Question

19 mark for review three small objects with the masses indicated in the figure are arranged in a circle as shown. the object of mass 2m0 is at the top of the circle, and the two objects of mass m0 can be located anywhere in the regions on the circle defined by 0 < θ < 90°. point p is located at the center of the circle. relative to point p, where is the center of mass of the three - object system? a at point p for 0 < θ < 90°. b directly above point p for 0 < θ < 90°. c directly below point p for 0 < θ < 90°. d directly below point p for 0 < θ < 60°, at point p for θ = 60°, and directly above point p for 60° < θ < 90°.

Explanation:

Step1: Set up coordinate system

Let the center of the circle (point P) be the origin \((0,0)\) of a two - dimensional coordinate system, with the positive y - axis pointing upwards. The mass \(m_1 = 2m_0\) is at \((0,R)\) (where \(R\) is the radius of the circle), and the two masses \(m_2=m_3 = m_0\) are at \((R\cos\theta,-R\sin\theta)\) and \((-R\cos\theta,-R\sin\theta)\) respectively.

Step2: Calculate the y - coordinate of the center of mass \(y_{cm}\)

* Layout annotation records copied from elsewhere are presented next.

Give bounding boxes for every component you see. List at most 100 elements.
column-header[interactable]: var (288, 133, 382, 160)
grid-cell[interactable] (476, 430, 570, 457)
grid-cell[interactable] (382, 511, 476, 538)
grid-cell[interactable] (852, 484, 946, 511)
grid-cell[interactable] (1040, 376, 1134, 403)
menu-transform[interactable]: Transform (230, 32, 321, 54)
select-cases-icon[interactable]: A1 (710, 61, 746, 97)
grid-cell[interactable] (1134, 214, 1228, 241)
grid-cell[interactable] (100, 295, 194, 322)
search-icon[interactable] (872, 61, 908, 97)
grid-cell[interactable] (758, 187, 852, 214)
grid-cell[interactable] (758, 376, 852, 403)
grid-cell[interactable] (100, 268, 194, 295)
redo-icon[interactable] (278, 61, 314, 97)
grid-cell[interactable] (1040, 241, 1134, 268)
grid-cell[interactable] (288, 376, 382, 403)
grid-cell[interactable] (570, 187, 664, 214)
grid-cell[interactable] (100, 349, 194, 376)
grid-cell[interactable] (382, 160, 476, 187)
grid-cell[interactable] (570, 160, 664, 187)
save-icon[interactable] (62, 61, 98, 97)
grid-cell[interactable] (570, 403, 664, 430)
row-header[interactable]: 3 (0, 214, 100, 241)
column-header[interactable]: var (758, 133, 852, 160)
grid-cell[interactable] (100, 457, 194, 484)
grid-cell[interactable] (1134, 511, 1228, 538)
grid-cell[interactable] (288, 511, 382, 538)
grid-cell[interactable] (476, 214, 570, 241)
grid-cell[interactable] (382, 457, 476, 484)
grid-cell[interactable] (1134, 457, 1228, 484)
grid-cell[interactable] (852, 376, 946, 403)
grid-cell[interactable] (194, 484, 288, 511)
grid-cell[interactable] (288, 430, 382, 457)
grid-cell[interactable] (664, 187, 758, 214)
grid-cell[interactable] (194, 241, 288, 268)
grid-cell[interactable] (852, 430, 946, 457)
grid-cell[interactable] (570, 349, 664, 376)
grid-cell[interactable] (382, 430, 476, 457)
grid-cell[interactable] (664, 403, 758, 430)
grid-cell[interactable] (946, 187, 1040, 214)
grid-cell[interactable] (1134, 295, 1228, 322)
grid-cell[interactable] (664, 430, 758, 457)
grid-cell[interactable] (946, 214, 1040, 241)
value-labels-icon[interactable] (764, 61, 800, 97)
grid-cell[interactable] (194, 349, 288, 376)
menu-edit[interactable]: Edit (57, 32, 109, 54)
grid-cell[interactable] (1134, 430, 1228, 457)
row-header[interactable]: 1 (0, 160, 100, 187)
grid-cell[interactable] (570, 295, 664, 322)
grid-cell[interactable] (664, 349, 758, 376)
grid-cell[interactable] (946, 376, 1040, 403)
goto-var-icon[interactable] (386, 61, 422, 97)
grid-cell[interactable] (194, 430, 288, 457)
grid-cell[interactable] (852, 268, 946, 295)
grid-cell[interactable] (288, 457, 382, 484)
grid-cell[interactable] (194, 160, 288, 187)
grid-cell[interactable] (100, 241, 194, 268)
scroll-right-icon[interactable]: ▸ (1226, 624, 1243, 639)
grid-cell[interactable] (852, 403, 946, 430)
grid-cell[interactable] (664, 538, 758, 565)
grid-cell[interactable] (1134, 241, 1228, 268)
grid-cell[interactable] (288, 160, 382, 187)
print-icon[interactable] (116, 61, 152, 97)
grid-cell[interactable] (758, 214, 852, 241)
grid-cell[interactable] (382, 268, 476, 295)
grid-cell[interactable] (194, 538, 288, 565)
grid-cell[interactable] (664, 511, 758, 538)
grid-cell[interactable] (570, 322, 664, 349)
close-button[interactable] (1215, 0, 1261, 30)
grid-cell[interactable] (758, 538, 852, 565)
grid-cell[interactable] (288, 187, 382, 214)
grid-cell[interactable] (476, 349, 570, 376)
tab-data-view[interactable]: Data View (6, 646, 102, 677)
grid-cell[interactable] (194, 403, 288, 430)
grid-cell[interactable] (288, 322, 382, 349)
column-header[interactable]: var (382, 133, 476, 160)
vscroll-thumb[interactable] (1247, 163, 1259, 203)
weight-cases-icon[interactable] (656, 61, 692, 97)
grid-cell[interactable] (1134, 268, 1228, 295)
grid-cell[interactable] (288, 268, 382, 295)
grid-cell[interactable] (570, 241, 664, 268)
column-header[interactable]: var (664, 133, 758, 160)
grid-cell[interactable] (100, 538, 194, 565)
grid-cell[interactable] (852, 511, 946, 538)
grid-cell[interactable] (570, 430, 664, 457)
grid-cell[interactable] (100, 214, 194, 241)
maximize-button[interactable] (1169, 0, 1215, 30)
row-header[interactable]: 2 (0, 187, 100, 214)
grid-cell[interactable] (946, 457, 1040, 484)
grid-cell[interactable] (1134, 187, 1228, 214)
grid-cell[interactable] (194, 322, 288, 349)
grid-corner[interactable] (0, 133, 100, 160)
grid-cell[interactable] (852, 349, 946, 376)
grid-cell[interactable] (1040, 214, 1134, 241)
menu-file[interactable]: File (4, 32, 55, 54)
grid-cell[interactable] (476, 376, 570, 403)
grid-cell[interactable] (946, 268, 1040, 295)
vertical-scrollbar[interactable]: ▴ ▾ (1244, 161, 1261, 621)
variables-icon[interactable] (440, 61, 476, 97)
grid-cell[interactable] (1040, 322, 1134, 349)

The formula for the y - coordinate of the center of mass of a system of particles is \(y_{cm}=\frac{\sum_{i = 1}^{n}m_iy_i}{M}\), where \(M=\sum_{i = 1}^{n}m_i\). Here, \(M=2m_0 + m_0+m_0=4m_0\), \(y_1 = R\), \(y_2=-R\sin\theta\), \(y_3=-R\sin\theta\). Then \(y_{cm}=\frac{2m_0\times R+m_0\times(-R\sin\theta)+m_0\times(-R\sin\theta)}{4m_0}=\frac{2m_0R - 2m_0R\sin\theta}{4m_0}=\frac{R(1 - \sin\theta)}{2}\). Since \(0<\theta<90^{\circ}\), \(\sin\theta\in(0,1)\), and \(y_{cm}>0\).

Step3: Calculate the x - coordinate of the center of mass \(x_{cm}\)

The formula for the x - coordinate of the center of mass is \(x_{cm}=\frac{\sum_{i = 1}^{n}m_ix_i}{M}\). Here, \(x_1 = 0\), \(x_2 = R\cos\theta\), \(x_3=-R\cos\theta\). Then \(x_{cm}=\frac{2m_0\times0+m_0\times R\cos\theta+m_0\times(-R\cos\theta)}{4m_0}=0\).

Answer:

B. Directly above Point P for \(0 < \theta < 90^{\circ}\)